The unequivocal assessment of the analyte under consideration from a mixture of components like impurities, degradation products, and matrix components was termed as specificity [21]. In this study specificity of both DP and RC was determined on the basis of chromatographic peak purity study of sample solutions. A peak was considered spectrally homogeneous, that is, free from coelution, only when the peak purity angle was less than threshold. The study presented the peak purity angle for RC and DP 0.129 and 0.217, respectively, and peak purity threshold 0.337 and 0.411, respectively (Table 3).
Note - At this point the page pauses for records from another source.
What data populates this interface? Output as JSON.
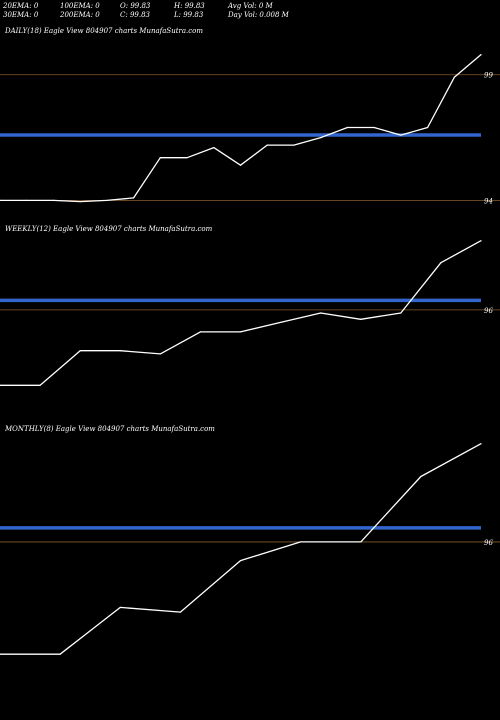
{
  "header": {
    "row1": [
      "20EMA: 0",
      "100EMA: 0",
      "O: 99.83",
      "H: 99.83",
      "Avg Vol: 0  M"
    ],
    "row2": [
      "30EMA: 0",
      "200EMA: 0",
      "C: 99.83",
      "L: 99.83",
      "Day Vol: 0.008 M"
    ]
  },
  "colors": {
    "background": "#000000",
    "price_line": "#ffffff",
    "ema_band": "#3366cc",
    "level_line": "#8b5a2b"
  },
  "chart_data": [
    {
      "type": "line",
      "title": "DAILY(18) Eagle  View  804907 charts MunafaSutra.com",
      "ylim": [
        93.1,
        100.9
      ],
      "levels": [
        {
          "value": 99,
          "label": "99"
        },
        {
          "value": 94,
          "label": "94"
        }
      ],
      "band": 96.6,
      "series": [
        {
          "values": [
            94.0,
            94.0,
            94.0,
            93.95,
            94.0,
            94.1,
            95.7,
            95.7,
            96.1,
            95.4,
            96.2,
            96.2,
            96.5,
            96.9,
            96.9,
            96.6,
            96.9,
            98.9,
            99.8
          ]
        }
      ]
    },
    {
      "type": "line",
      "title": "WEEKLY(12) Eagle  View  804907 charts MunafaSutra.com",
      "ylim": [
        92.4,
        98.7
      ],
      "levels": [
        {
          "value": 96,
          "label": "96"
        }
      ],
      "band": 96.3,
      "series": [
        {
          "values": [
            93.6,
            93.6,
            94.7,
            94.7,
            94.6,
            95.3,
            95.3,
            95.6,
            95.9,
            95.7,
            95.9,
            97.5,
            98.2
          ]
        }
      ]
    },
    {
      "type": "line",
      "title": "MONTHLY(8) Eagle  View  804907 charts MunafaSutra.com",
      "ylim": [
        92.3,
        98.5
      ],
      "levels": [
        {
          "value": 96,
          "label": "96"
        }
      ],
      "band": 96.3,
      "series": [
        {
          "values": [
            93.6,
            93.6,
            94.6,
            94.5,
            95.6,
            96.0,
            96.0,
            97.4,
            98.1
          ]
        }
      ]
    }
  ]
}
Therefore it was concluded that the respective peaks were spectrally homogeneous, free from any coeluting impurities, and specific for the simultaneous analysis of both RC and DP.

3.1.6. Robustness

The robustness was usually defined as the capacity of an analytical procedure to remain unaffected on introduction of small but deliberate variations of procedural parameters listed in the procedure documentation and present an indication of its stability during regular analysis. The robustness of the current method was studied on the basis of variations in analyst, instruments, and solution stability and on different storage conditions. The results were found within tolerance limits [20, 22] (Table 5).

Table 5: Robustness study.

The current method was found to be robust for the simultaneous quantification of RC and DP (Table 5) at concentrations as low as 6.64 μg·mL−1 for RC and 1.89 μg·mL−1 for DP (Table 2).

4. Conclusion

The reverse phase high performance liquid chromatographic technique developed in the current study was simple in terms of sample preparation and analysis, sensitive and selective for the quantification of both resorcinol and dexpanthenol simultaneously, and precise and accurate for their simultaneous quantification from a complex matrix. The method has been validated in terms of accuracy, precession, linearity, and sensitivity as per ICH Q2(R1) guidelines. The respective retention time for DP and RC was 3.19 minutes and 7.2 minutes. The peaks were well resolved from each other and other closely eluting peaks. Thus the current method is suitable for routine analysis, stability testing, and simultaneous quantification of RC and DP from various formulations available in the market.

Conflict of Interests

The authors declare that there is no conflict of interests regarding the publication of this paper.


The authors acknowledge all members of R&D section for their kind cooperation and support. The authors also thank the management and board members for their invaluable support and encouragement.